Oldenburg 18 Sportarten repräsentierten die 25 Sportler, Sportlerinnen und Teams, die am Montagabend im Theater Laboratorium geehrt wurden. „Das ist beeindruckend für eine Stadt, die nicht so riesig ist. Es ist einfach toll, was hier auf die Beine gestellt wird“, sagte Gero Büsselmann, Vorsitzender des Stadtsportbundes, der die 28. Auflage der Sportlerwahl mit der NWZ und Unterstützung der Oldenburgischen Landesbank (OLB) veranstaltet hat.
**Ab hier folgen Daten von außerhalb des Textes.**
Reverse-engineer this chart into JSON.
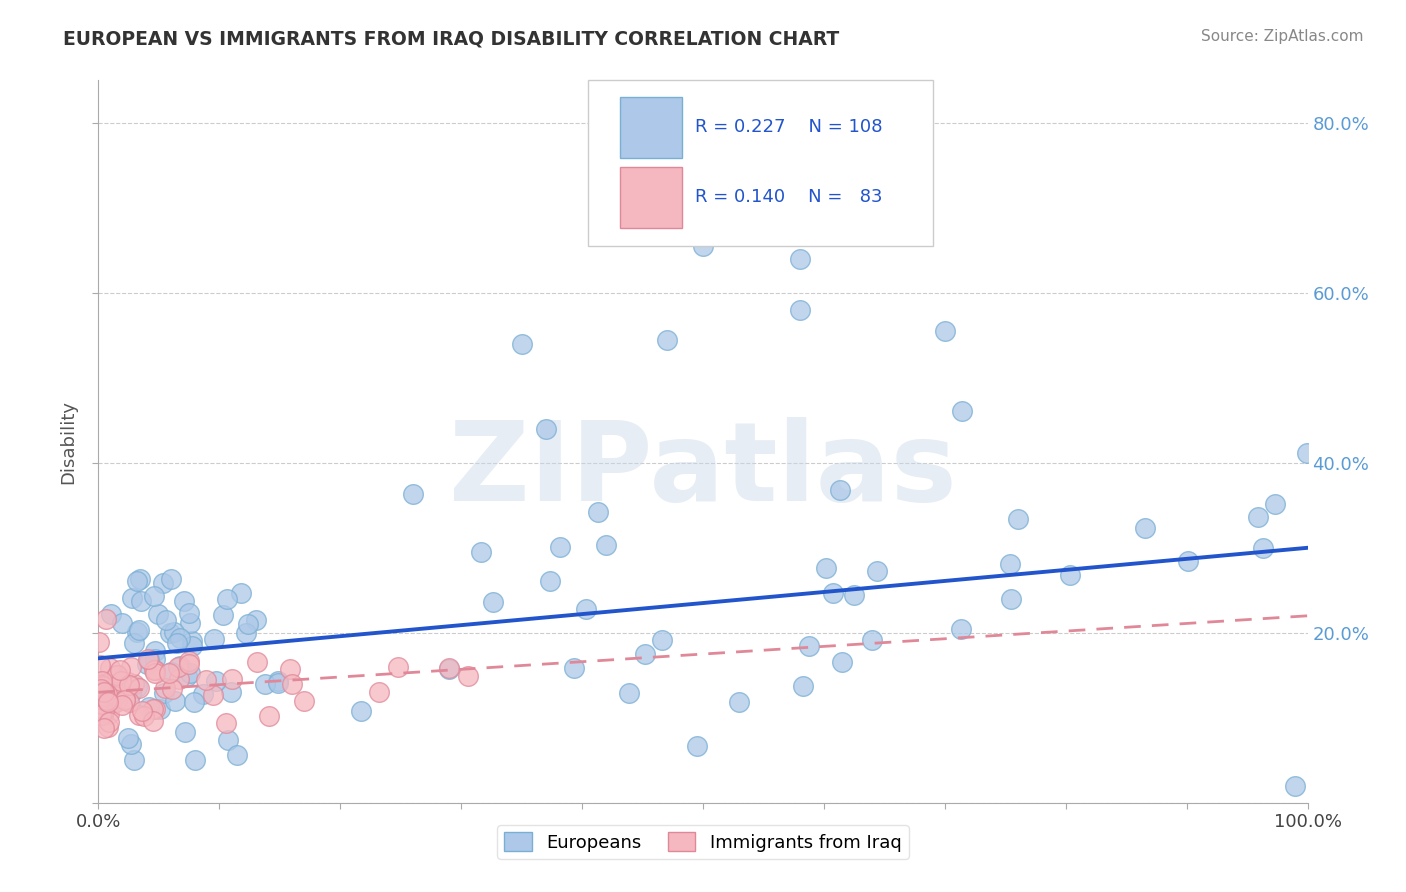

Im Gespräch mit Okka Gundel, die die Sport-Gala zum sechsten Mal moderierte und als „Familienfest“ bezeichnete, betonte Büsselmann, dass er stolz auf „unsere Stadt und das Wir-Gefühl“ sei und wie wichtig eine breite Basis, aber auch Spitzensportler seien – und zwar als Vorbilder. „Und die Vorbilder gibt es heute abend hier“, sagte der Stadtsportbund-Vorsitzende.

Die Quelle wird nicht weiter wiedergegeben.